Characterizing Nonclassical Correlations via Local Quantum Uncertainty

TL;DR

This paper introduces a measure of nonclassical correlations based on local quantum uncertainty, demonstrating its role in guaranteeing minimum precision in quantum metrology, especially in phase estimation tasks.

Contribution

It defines a unique measure of nonclassical correlations for 2 x d systems using local quantum uncertainty and explores its implications for quantum metrology.

Findings

A unique measure of nonclassical correlations is derived for 2 x d systems.

The measure is evaluated in closed form for specific bipartite systems.
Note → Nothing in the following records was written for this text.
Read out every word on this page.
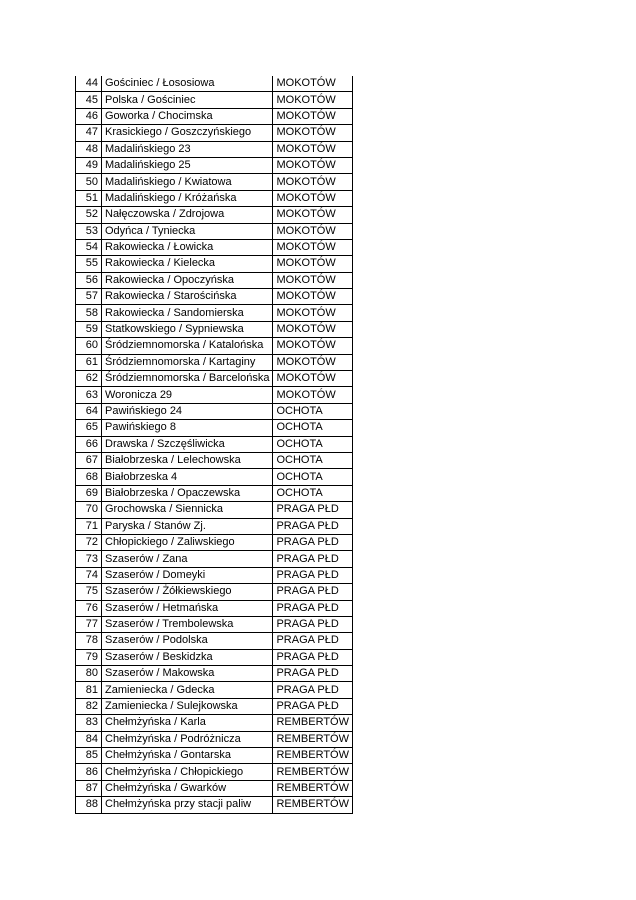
44	Gościniec / Łososiowa	MOKOTÓW
45	Polska / Gościniec	MOKOTÓW
46	Goworka / Chocimska	MOKOTÓW
47	Krasickiego / Goszczyńskiego	MOKOTÓW
48	Madalińskiego 23	MOKOTÓW
49	Madalińskiego 25	MOKOTÓW
50	Madalińskiego / Kwiatowa	MOKOTÓW
51	Madalińskiego / Króżańska	MOKOTÓW
52	Nałęczowska / Zdrojowa	MOKOTÓW
53	Odyńca / Tyniecka	MOKOTÓW
54	Rakowiecka / Łowicka	MOKOTÓW
55	Rakowiecka / Kielecka	MOKOTÓW
56	Rakowiecka / Opoczyńska	MOKOTÓW
57	Rakowiecka / Starościńska	MOKOTÓW
58	Rakowiecka / Sandomierska	MOKOTÓW
59	Statkowskiego / Sypniewska	MOKOTÓW
60	Śródziemnomorska / Katalońska	MOKOTÓW
61	Śródziemnomorska / Kartaginy	MOKOTÓW
62	Śródziemnomorska / Barcelońska	MOKOTÓW
63	Woronicza 29	MOKOTÓW
64	Pawińskiego 24	OCHOTA
65	Pawińskiego 8	OCHOTA
66	Drawska / Szczęśliwicka	OCHOTA
67	Białobrzeska / Lelechowska	OCHOTA
68	Białobrzeska 4	OCHOTA
69	Białobrzeska / Opaczewska	OCHOTA
70	Grochowska / Siennicka	PRAGA PŁD
71	Paryska / Stanów Zj.	PRAGA PŁD
72	Chłopickiego / Zaliwskiego	PRAGA PŁD
73	Szaserów / Zana	PRAGA PŁD
74	Szaserów / Domeyki	PRAGA PŁD
75	Szaserów / Żółkiewskiego	PRAGA PŁD
76	Szaserów / Hetmańska	PRAGA PŁD
77	Szaserów / Trembolewska	PRAGA PŁD
78	Szaserów / Podolska	PRAGA PŁD
79	Szaserów / Beskidzka	PRAGA PŁD
80	Szaserów / Makowska	PRAGA PŁD
81	Zamieniecka / Gdecka	PRAGA PŁD
82	Zamieniecka / Sulejkowska	PRAGA PŁD
83	Chełmżyńska / Karla	REMBERTÓW
84	Chełmżyńska / Podróżnicza	REMBERTÓW
85	Chełmżyńska / Gontarska	REMBERTÓW
86	Chełmżyńska / Chłopickiego	REMBERTÓW
87	Chełmżyńska / Gwarków	REMBERTÓW
88	Chełmżyńska przy stacji paliw	REMBERTÓW
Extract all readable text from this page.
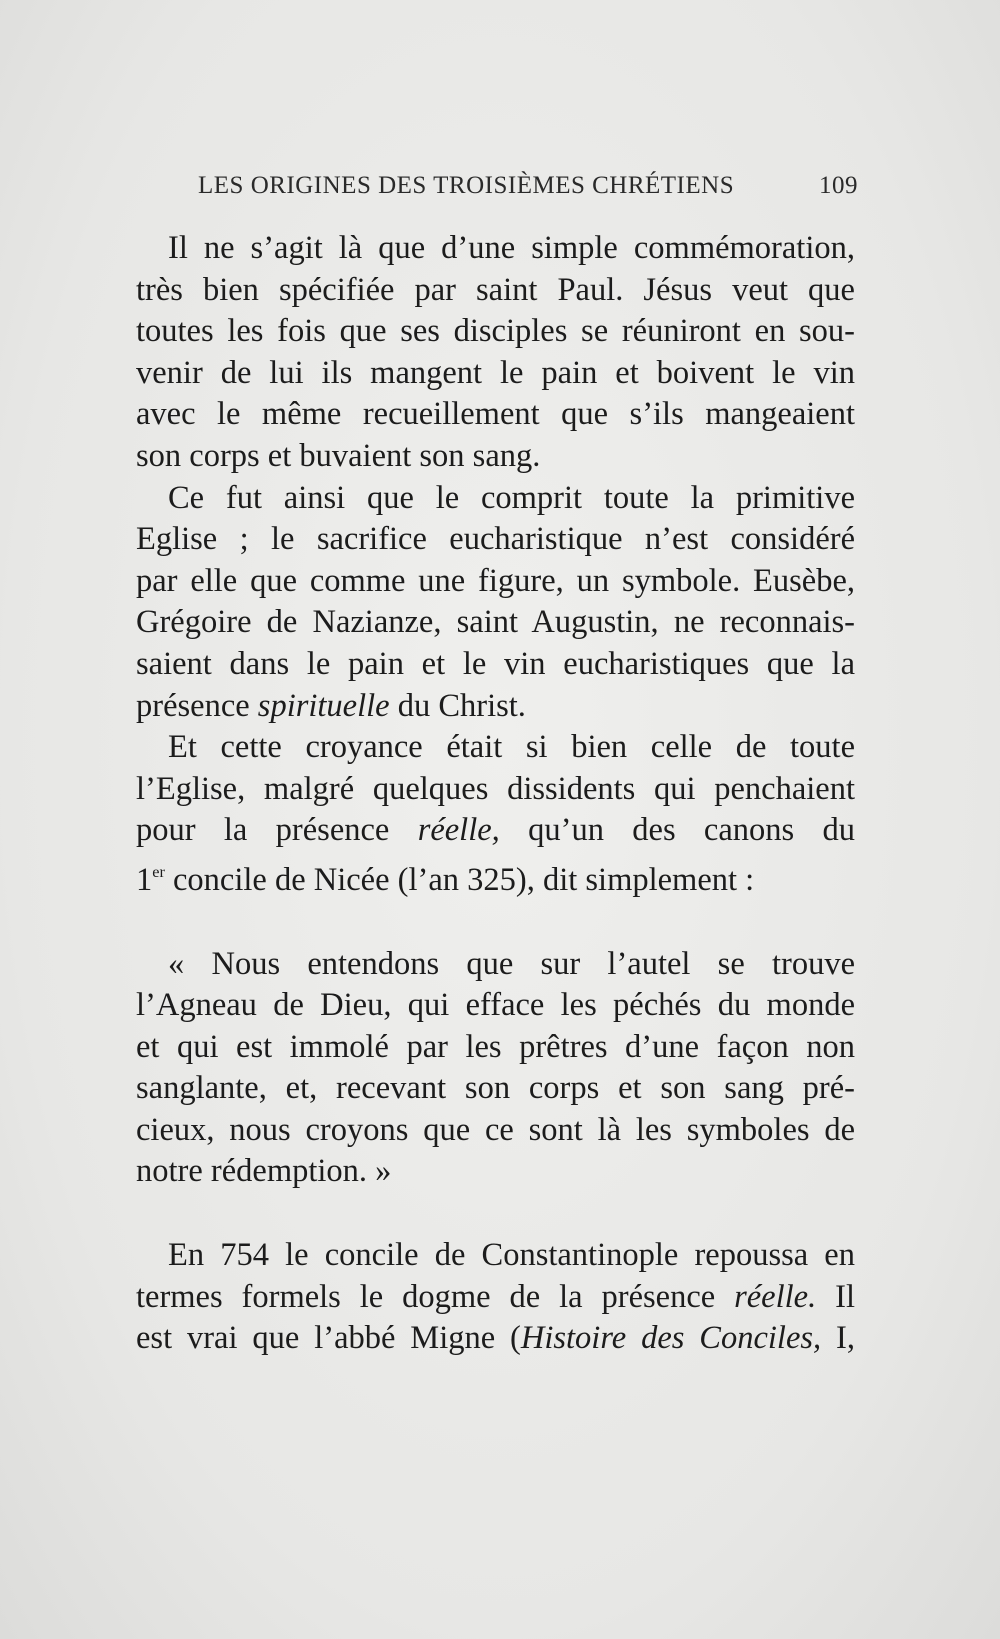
LES ORIGINES DES TROISIÈMES CHRÉTIENS	109
Il ne s’agit là que d’une simple commémoration,
très bien spécifiée par saint Paul. Jésus veut que
toutes les fois que ses disciples se réuniront en sou-
venir de lui ils mangent le pain et boivent le vin
avec le même recueillement que s’ils mangeaient
son corps et buvaient son sang.
Ce fut ainsi que le comprit toute la primitive
Eglise ; le sacrifice eucharistique n’est considéré
par elle que comme une figure, un symbole. Eusèbe,
Grégoire de Nazianze, saint Augustin, ne reconnais-
saient dans le pain et le vin eucharistiques que la
présence spirituelle du Christ.
Et cette croyance était si bien celle de toute
l’Eglise, malgré quelques dissidents qui penchaient
pour la présence réelle, qu’un des canons du
1er concile de Nicée (l’an 325), dit simplement :
« Nous entendons que sur l’autel se trouve
l’Agneau de Dieu, qui efface les péchés du monde
et qui est immolé par les prêtres d’une façon non
sanglante, et, recevant son corps et son sang pré-
cieux, nous croyons que ce sont là les symboles de
notre rédemption. »
En 754 le concile de Constantinople repoussa en
termes formels le dogme de la présence réelle. Il
est vrai que l’abbé Migne (Histoire des Conciles, I,
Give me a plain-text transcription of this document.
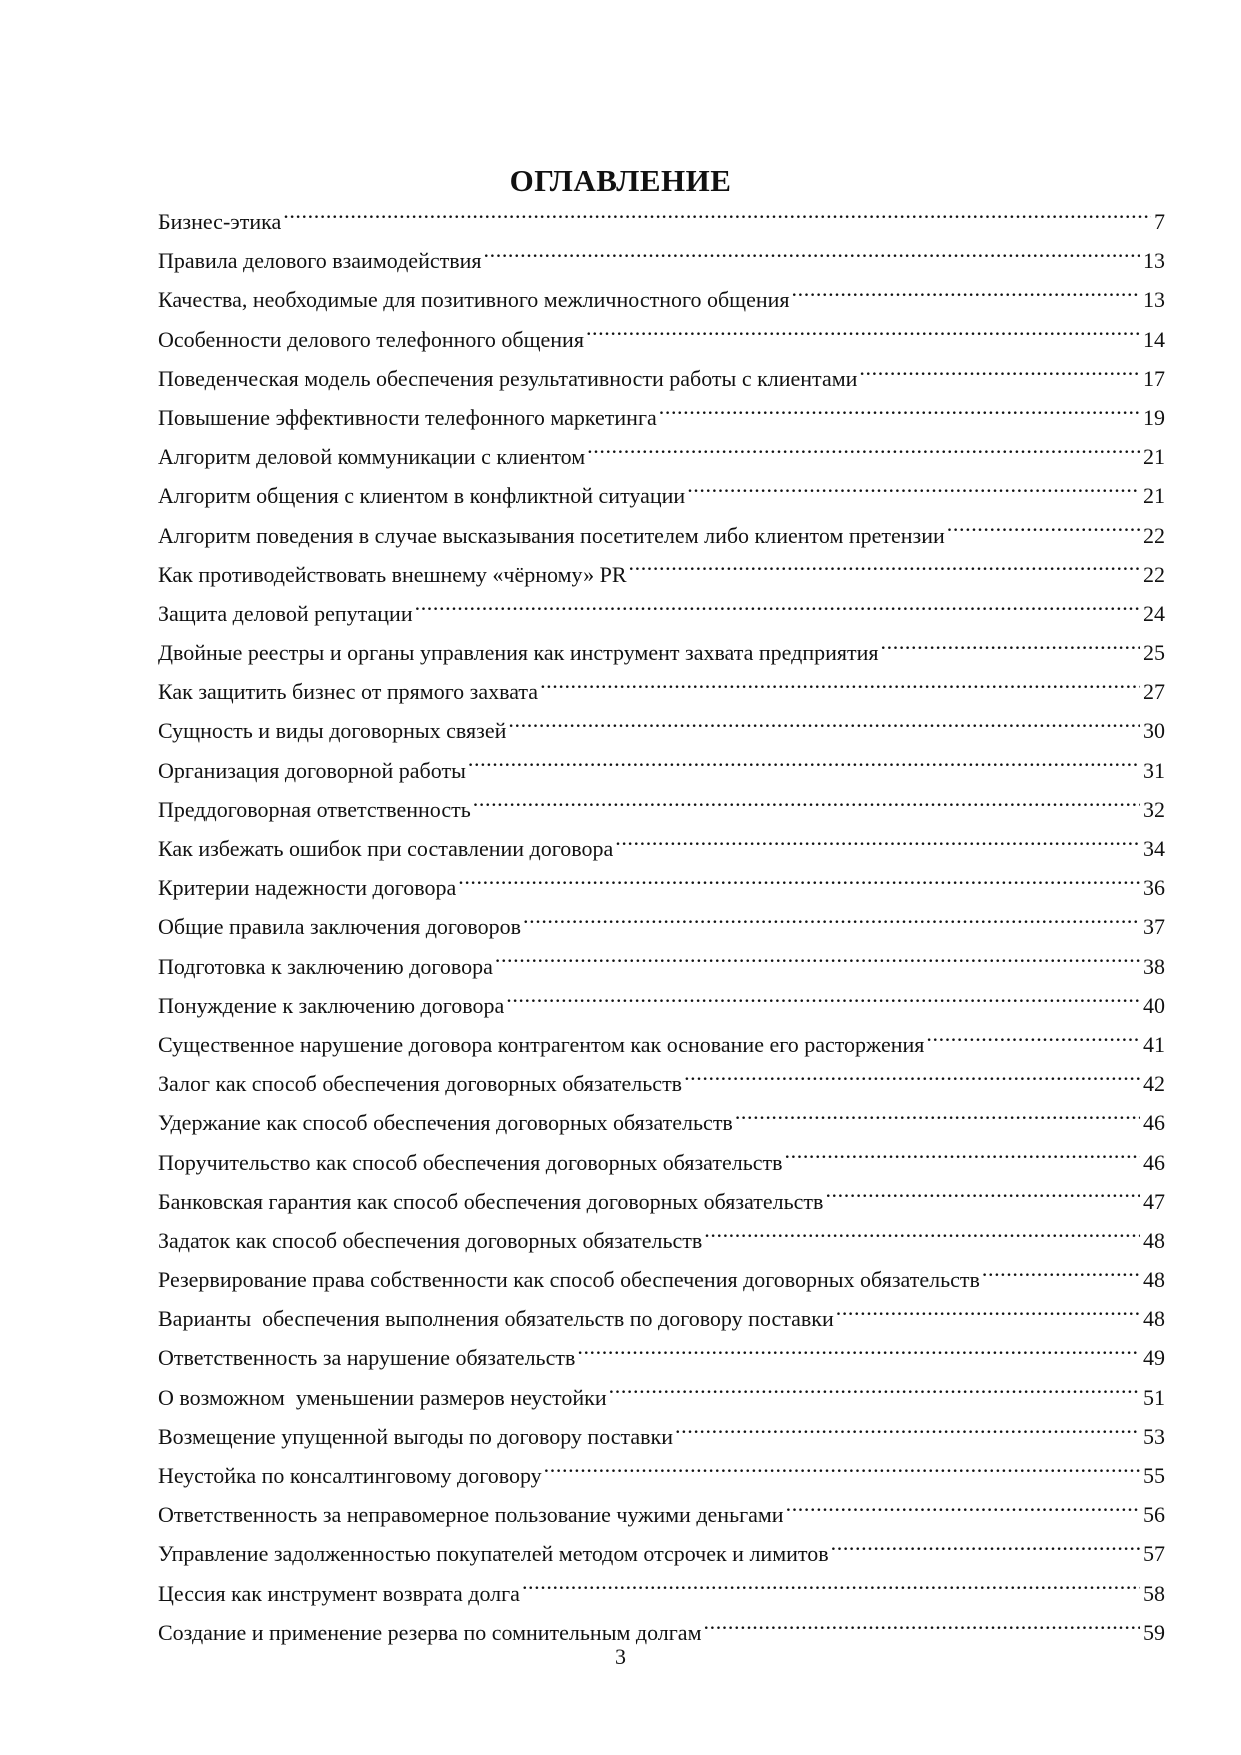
ОГЛАВЛЕНИЕ
Бизнес-этика .....	7
Правила делового взаимодействия .....	13
Качества, необходимые для позитивного межличностного общения .....	13
Особенности делового телефонного общения .....	14
Поведенческая модель обеспечения результативности работы с клиентами .....	17
Повышение эффективности телефонного маркетинга .....	19
Алгоритм деловой коммуникации с клиентом .....	21
Алгоритм общения с клиентом в конфликтной ситуации .....	21
Алгоритм поведения в случае высказывания посетителем либо клиентом претензии .....	22
Как противодействовать внешнему «чёрному» PR .....	22
Защита деловой репутации .....	24
Двойные реестры и органы управления как инструмент захвата предприятия .....	25
Как защитить бизнес от прямого захвата .....	27
Сущность и виды договорных связей .....	30
Организация договорной работы .....	31
Преддоговорная ответственность .....	32
Как избежать ошибок при составлении договора .....	34
Критерии надежности договора .....	36
Общие правила заключения договоров .....	37
Подготовка к заключению договора .....	38
Понуждение к заключению договора .....	40
Существенное нарушение договора контрагентом как основание его расторжения .....	41
Залог как способ обеспечения договорных обязательств .....	42
Удержание как способ обеспечения договорных обязательств .....	46
Поручительство как способ обеспечения договорных обязательств .....	46
Банковская гарантия как способ обеспечения договорных обязательств .....	47
Задаток как способ обеспечения договорных обязательств .....	48
Резервирование права собственности как способ обеспечения договорных обязательств .....	48
Варианты  обеспечения выполнения обязательств по договору поставки .....	48
Ответственность за нарушение обязательств .....	49
О возможном  уменьшении размеров неустойки .....	51
Возмещение упущенной выгоды по договору поставки .....	53
Неустойка по консалтинговому договору .....	55
Ответственность за неправомерное пользование чужими деньгами .....	56
Управление задолженностью покупателей методом отсрочек и лимитов .....	57
Цессия как инструмент возврата долга .....	58
Создание и применение резерва по сомнительным долгам .....	59
3
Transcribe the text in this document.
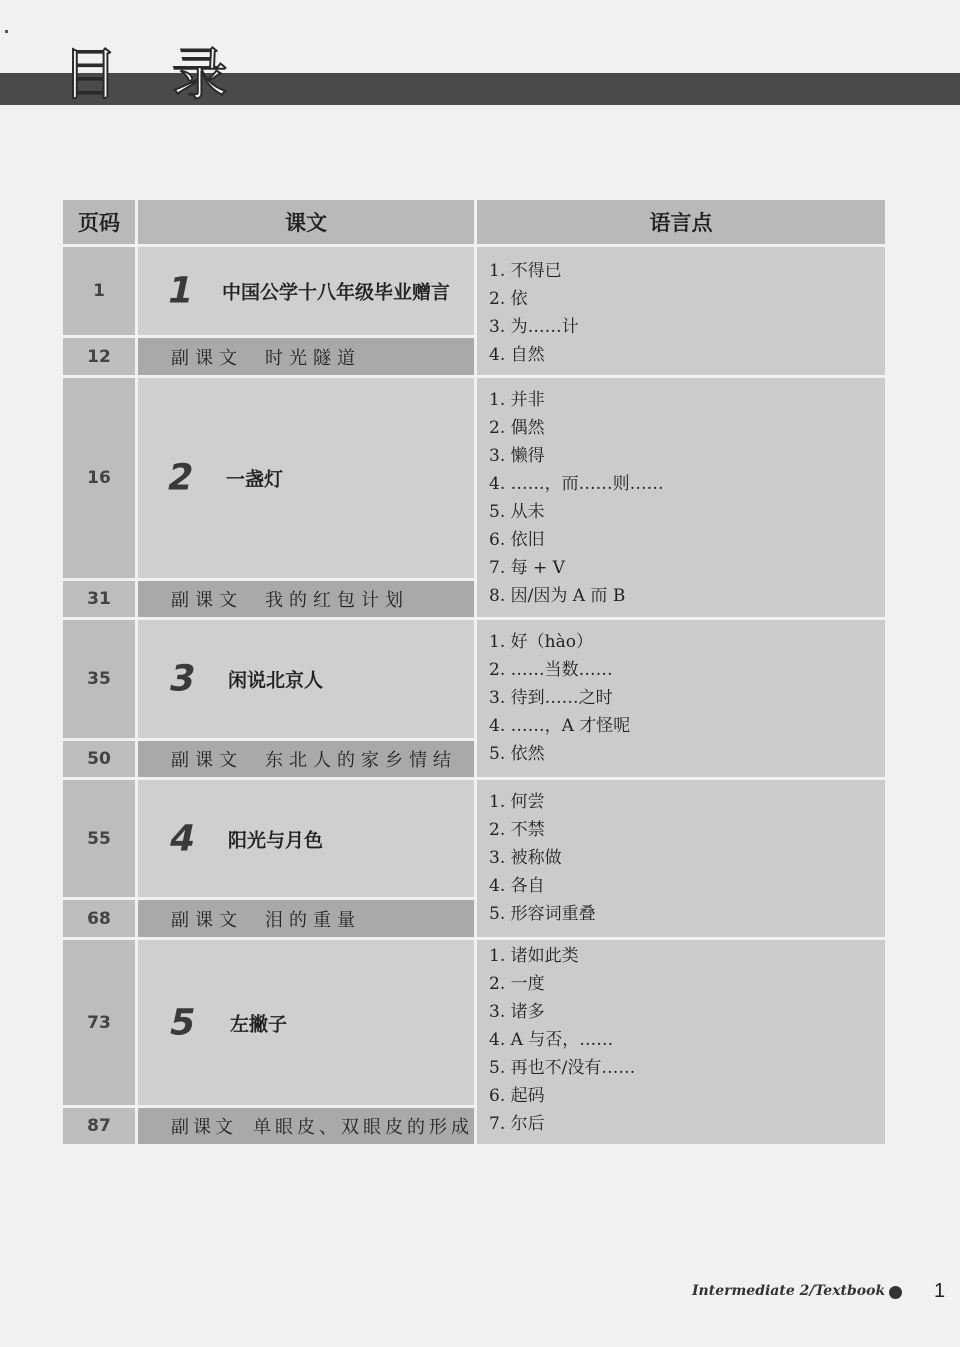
目 录
页码	课文	语言点
1	1 中国公学十八年级毕业赠言
12	副课文 时光隧道
1. 不得已
2. 依
3. 为……计
4. 自然
16	2 一盏灯
31	副课文 我的红包计划
1. 并非
2. 偶然
3. 懒得
4. ……，而……则……
5. 从未
6. 依旧
7. 每 + V
8. 因/因为 A 而 B
35	3 闲说北京人
50	副课文 东北人的家乡情结
1. 好（hào）
2. ……当数……
3. 待到……之时
4. ……，A 才怪呢
5. 依然
55	4 阳光与月色
68	副课文 泪的重量
1. 何尝
2. 不禁
3. 被称做
4. 各自
5. 形容词重叠
73	5 左撇子
87	副课文 单眼皮、双眼皮的形成
1. 诸如此类
2. 一度
3. 诸多
4. A 与否，……
5. 再也不/没有……
6. 起码
7. 尔后
Intermediate 2/Textbook 1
Quantum discord in bipartite states guarantees a minimum precision in phase estimation.

Abstract

Quantum mechanics predicts that measurements of incompatible observables carry a minimum uncertainty which is independent of technical deficiencies of the measurement apparatus or incomplete knowledge of the state of the system. Nothing yet seems to prevent a single physical quantity, such as one spin component, from being measured with arbitrary precision. Here we show that an intrinsic quantum uncertainty on a single observable is ineludible in a number of physical situations. When revealed on local observables of a bipartite system, such uncertainty defines an entire class of bona fide measures of nonclassical correlations. For the case of 2 x d systems, we find that a unique measure is defined, which we evaluate in closed form. We then discuss the role that these correlations, which are of the 'discord' type, can play in the context of quantum metrology. We show in particular that the amount of discord present in a bipartite mixed probe state guarantees a minimum precision, as quantified by the quantum Fisher information, in the optimal phase estimation protocol.